Hi everybody. My good friend and fellow writer, Preston Ray, lives in Sandy Hook, as do I. Anyone who lives here has been shattered by what happened in our town. There is no escape from the emotional impact. I am not yet ready to put my thoughts to
paper silicone.But Preston sent me an eloquent reaction to the event and to the tragedy tourists that seem to have invaded our home. I am proud to publish his sentiments.
An open letter to the gentleman taking pictures yesterday in Newtown
By Preston Ray
Yesterday you were here, with the out of state plates on your car. Taking pictures on your cell phone like this town’s pain was a tourist attraction. I fancifully wondered if you were going to buy a Christmas tree while you were in the area. (Maybe on Christmas day while gathered around the tree celebrating peace on earth and goodwill to all mankind you will show those pictures to your loved ones and brag about how you took the trip here?)
You should not think of what happened as my town. That tragedy is not Newtown.
If you came to visit me in Sandy Hook, you would see that Newtown is where I can take you to the CH Booth library and show you all the historical exhibits. Where you can buy a rubber duck at a local Lions club charity event and cheer as it “races” against others down a stream.
You can go to the huge flagpole in the middle of the biggest intersection in town where we proudly fly the American flag (and ever since a car hit it in the late 70s we argue back and forth if we need to mar the sight by having traffic lights installed there).
Where you can go out to Rams Pasture and watch the annual lighting of the holiday tree. Where for two dollars (and there was a lot of angst when it had to go up from one dollar) you can watch a movie in the town hall on Saturday night.
You could go out on a boat across Lake Zoar (because almost every time we have visitors, one of our neighbors who owns a boat offers to take us out) and hear my neighbor and me debate if the fries are better at Burgeritoville or the Lake Zoar Drive In (Lake Zoar Drive In of course!). Or come along as I take my dog for a walk down to the lake or over to the Paugusset State forest.

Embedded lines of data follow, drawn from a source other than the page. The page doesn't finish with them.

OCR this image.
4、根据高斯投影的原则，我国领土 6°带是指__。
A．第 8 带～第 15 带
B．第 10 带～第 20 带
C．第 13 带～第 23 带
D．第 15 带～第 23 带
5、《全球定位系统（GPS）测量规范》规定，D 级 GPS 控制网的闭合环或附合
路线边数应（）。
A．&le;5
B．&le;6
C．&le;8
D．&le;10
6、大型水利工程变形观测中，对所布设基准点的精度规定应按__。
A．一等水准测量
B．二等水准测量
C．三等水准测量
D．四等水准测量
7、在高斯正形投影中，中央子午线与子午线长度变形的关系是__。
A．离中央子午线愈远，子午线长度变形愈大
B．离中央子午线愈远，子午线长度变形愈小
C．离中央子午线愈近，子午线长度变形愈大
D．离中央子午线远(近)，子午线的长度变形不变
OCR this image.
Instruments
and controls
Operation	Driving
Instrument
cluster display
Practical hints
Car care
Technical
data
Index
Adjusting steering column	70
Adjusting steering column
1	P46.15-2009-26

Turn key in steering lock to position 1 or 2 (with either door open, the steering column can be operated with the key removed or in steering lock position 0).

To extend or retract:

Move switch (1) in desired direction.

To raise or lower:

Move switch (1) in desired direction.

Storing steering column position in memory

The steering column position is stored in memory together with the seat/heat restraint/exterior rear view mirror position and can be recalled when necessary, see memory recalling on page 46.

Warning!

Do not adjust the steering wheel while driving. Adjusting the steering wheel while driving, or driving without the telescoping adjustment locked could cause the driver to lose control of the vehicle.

We’d have to stop, tho, if any of the neighborhood children, some of whom attend Sandy Hook Elementary School, want to say hello and pet the dog…because even though they probably won’t remember my name I guarantee you they’ll remember the dog’s). You might get your hair cut at the local barbershop and listen to the men joke about how the (mostly…even now in the 21st century) women organizing children’s trick-or-treating on Main Street show a level of strategy and tactical execution that would shame the generals who planned the invasion of Normandy.
Our First Selectwoman (because we don’t have a mayor, we have a First Selectperson, that’s how we roll in this New England town, homies…) Patricia Llodra has said, “We are a strong and caring place… we will find a way to heal.” And she is right. We will find ways to support the people who are supporting those who are hurt the most. The town of Monroe has opened up Chalk Hill School for us and I am sure in the days to come the neighboring towns will be there for us just as we have always been there for each other in the past. Connecticut and America will be there for us. Even from places as far away as Brazil, Baghdad and Estonia people are reaching out to express their support and compassion. So I know we will come together as a community and with the help of the world, come back. Not better, but wiser and stronger. So when you’re home and looking at the pictures you took on your cell phone, that’s how you should think of us in Newtown.